Below is a method we would add to our CycleGAN class in order to add pooling functionality:

In [None]:
import random

pool_size = 50

def pooling(self, gen_img):
    
    if (self.num_gen < pool_size):
        
        self.img_pool[self.num_gen] = gen_img
        self.num_gen += 1
        
        return gen_img
    
    else: 
        
        rand_select = random.randint(0, pool_size-1)
        orig_pool_img = self.img_pool[rand_select]
        self.img_pool[rand_select] = gen_img
        
        return orig_pool_img

## 3. Applications

One big upcoming application of CycleGANs is in cancer imaging data. The most successful treatments of patients with cancer have all been characterized by early detection so it is extremely valuable for doctors to be able to identify tumors early and take the necessary action.

![lungs.001.png](attachment:lungs.001.png)

In this example, we apply CycleGANs on chest x-rays to map lungs with tumors to healthy lungs and vice versa. After training the model to converge, we can use it to augment our existing cancerous lung database with more healthy images. This is extremely valuable as sensitive data like this is often hard to obtain and analyze.

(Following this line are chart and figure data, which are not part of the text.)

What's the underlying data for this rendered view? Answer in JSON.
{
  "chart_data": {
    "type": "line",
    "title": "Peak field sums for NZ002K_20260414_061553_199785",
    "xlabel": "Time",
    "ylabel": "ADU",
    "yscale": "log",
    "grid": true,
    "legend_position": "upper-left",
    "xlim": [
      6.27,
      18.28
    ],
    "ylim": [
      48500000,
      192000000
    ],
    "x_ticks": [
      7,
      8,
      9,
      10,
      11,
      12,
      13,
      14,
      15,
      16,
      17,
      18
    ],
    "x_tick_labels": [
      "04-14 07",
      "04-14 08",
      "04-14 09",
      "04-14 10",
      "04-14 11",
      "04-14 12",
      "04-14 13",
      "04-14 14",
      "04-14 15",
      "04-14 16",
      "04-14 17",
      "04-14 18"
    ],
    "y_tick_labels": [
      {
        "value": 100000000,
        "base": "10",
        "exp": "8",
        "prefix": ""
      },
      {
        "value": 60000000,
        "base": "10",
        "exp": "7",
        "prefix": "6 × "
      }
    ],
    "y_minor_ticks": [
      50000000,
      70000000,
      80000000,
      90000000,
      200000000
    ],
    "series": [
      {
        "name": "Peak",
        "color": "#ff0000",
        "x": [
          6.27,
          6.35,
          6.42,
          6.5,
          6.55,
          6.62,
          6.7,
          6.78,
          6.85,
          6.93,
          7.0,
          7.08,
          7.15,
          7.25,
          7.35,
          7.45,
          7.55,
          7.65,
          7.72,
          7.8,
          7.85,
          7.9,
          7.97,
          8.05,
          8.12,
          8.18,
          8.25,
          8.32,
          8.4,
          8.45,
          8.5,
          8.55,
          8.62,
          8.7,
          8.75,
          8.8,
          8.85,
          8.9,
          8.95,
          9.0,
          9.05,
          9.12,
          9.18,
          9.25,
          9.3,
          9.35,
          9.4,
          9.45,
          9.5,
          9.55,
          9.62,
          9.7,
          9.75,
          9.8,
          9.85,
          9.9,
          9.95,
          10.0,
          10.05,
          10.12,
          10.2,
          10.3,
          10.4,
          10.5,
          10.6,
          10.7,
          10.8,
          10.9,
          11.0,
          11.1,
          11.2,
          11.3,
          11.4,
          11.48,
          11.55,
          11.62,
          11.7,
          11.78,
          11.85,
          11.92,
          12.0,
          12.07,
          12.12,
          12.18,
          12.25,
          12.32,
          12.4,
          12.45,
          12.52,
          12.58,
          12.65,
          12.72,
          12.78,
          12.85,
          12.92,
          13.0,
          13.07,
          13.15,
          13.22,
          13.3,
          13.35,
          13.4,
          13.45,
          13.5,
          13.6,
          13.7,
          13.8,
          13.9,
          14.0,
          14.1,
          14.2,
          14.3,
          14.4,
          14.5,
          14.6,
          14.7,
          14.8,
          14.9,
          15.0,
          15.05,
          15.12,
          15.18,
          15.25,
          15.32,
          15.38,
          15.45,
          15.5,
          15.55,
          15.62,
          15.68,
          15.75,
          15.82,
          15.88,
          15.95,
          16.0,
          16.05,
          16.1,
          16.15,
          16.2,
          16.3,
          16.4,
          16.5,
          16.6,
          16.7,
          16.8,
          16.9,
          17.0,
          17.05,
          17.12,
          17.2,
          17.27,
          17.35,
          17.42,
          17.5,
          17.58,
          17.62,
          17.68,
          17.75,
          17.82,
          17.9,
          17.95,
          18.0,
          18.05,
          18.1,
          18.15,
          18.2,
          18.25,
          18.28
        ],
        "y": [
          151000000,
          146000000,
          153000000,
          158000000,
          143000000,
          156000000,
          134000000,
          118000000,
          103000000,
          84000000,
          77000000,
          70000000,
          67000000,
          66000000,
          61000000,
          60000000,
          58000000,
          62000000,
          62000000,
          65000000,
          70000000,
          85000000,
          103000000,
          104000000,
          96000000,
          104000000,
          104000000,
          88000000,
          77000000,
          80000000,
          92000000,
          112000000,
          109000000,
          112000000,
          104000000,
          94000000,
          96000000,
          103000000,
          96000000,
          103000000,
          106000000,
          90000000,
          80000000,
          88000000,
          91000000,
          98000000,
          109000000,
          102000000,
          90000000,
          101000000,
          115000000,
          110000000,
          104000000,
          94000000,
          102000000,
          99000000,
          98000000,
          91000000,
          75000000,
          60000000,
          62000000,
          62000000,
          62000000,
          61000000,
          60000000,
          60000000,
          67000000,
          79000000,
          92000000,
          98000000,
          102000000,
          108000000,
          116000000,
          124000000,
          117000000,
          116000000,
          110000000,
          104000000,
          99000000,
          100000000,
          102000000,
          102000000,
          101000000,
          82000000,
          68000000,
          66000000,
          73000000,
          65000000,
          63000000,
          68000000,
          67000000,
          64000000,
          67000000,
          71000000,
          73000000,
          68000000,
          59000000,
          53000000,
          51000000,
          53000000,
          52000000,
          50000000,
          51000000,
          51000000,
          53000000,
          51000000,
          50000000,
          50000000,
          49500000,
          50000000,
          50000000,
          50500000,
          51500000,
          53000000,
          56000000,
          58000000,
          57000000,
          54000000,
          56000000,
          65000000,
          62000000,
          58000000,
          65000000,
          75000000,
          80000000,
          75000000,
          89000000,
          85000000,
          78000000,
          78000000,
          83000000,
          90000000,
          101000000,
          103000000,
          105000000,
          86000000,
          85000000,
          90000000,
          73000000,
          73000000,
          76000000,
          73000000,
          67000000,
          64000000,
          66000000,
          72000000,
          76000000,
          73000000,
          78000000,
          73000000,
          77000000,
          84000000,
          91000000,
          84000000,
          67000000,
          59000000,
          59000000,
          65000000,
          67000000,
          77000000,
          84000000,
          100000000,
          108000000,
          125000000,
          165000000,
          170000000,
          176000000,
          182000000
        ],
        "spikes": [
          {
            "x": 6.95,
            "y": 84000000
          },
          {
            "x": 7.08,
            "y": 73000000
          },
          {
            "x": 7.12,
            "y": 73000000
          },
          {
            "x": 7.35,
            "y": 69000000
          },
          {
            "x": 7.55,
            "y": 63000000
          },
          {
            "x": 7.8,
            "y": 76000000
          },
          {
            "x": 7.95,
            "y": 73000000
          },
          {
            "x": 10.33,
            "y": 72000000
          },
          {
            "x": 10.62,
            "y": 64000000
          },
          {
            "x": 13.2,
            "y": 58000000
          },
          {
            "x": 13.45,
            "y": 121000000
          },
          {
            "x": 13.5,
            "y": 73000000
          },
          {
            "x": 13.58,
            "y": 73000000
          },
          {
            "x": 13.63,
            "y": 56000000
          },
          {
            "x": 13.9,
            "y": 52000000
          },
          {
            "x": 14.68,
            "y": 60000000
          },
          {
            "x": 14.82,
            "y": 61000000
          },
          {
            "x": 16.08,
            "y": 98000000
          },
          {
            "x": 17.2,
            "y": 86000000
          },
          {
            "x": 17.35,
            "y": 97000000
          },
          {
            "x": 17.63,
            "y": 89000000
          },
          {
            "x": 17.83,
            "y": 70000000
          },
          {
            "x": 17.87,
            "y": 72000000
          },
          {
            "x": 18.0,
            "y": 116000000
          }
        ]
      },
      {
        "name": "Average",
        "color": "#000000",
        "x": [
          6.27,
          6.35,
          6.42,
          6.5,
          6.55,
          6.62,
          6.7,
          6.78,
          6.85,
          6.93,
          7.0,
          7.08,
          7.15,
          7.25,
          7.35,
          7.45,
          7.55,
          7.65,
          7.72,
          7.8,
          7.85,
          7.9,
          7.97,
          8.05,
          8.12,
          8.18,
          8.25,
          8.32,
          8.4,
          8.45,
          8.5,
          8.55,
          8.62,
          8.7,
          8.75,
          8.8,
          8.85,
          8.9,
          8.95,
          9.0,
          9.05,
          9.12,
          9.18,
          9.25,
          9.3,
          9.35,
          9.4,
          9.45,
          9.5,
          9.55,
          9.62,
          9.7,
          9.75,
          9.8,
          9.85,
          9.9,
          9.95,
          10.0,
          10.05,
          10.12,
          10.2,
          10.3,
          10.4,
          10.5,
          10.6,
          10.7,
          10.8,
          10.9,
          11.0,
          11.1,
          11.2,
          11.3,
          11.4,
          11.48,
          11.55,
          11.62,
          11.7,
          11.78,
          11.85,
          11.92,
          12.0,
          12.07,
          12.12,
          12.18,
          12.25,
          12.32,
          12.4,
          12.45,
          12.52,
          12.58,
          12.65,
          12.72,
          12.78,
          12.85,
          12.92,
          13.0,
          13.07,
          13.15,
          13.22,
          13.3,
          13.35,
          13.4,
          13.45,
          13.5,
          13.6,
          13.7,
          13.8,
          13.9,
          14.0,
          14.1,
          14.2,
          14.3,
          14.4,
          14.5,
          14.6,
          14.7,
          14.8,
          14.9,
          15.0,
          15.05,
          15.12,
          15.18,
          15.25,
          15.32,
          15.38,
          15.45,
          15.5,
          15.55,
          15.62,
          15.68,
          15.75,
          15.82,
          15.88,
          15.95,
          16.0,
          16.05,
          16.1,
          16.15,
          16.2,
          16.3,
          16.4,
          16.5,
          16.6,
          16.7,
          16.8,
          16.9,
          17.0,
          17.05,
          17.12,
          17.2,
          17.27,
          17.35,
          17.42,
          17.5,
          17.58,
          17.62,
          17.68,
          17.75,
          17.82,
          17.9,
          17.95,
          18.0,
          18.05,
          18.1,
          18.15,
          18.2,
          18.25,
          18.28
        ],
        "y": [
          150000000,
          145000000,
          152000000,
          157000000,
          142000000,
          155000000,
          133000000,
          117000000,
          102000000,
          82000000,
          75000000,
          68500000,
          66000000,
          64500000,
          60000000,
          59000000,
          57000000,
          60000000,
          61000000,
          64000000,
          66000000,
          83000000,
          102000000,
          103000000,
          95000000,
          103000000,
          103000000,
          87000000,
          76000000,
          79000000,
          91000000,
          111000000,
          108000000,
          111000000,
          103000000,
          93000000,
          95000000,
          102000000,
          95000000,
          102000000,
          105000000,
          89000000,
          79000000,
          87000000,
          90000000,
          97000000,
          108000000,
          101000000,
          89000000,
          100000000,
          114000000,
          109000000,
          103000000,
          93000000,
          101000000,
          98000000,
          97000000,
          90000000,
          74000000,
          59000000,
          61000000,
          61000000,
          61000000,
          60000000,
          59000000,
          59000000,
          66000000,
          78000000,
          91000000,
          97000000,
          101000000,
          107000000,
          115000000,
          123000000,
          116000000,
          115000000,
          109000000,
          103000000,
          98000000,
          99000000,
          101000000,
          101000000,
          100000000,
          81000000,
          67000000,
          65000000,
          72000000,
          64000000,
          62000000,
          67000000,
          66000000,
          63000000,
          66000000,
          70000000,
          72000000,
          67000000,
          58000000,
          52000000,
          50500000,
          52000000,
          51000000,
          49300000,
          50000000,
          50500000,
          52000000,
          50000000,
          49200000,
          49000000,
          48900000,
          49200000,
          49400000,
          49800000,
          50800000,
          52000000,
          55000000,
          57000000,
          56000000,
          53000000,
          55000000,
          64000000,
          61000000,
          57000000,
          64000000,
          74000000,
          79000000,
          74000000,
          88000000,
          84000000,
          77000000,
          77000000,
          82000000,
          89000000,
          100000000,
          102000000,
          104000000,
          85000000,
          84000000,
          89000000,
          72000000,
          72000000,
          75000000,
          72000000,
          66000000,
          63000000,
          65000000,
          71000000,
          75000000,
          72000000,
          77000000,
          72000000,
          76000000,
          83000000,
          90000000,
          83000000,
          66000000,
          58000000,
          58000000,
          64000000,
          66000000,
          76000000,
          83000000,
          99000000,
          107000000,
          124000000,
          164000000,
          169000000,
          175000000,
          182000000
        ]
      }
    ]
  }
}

In addition, examining the backward generator $F: normal \rightarrow cancerous$ allows to understand what features the model looks for in identifying a cancerous lung.

This approach can be applied across the board to many imaging problems in biology. However, CycleGANs are a very new development (original paper published in Feb. 2018) so its applications are still being explored. But the original paper's results on simple image manipulations have been confirmed in multiple publications since, so the possibility for future application on medical imaging problems are very promising.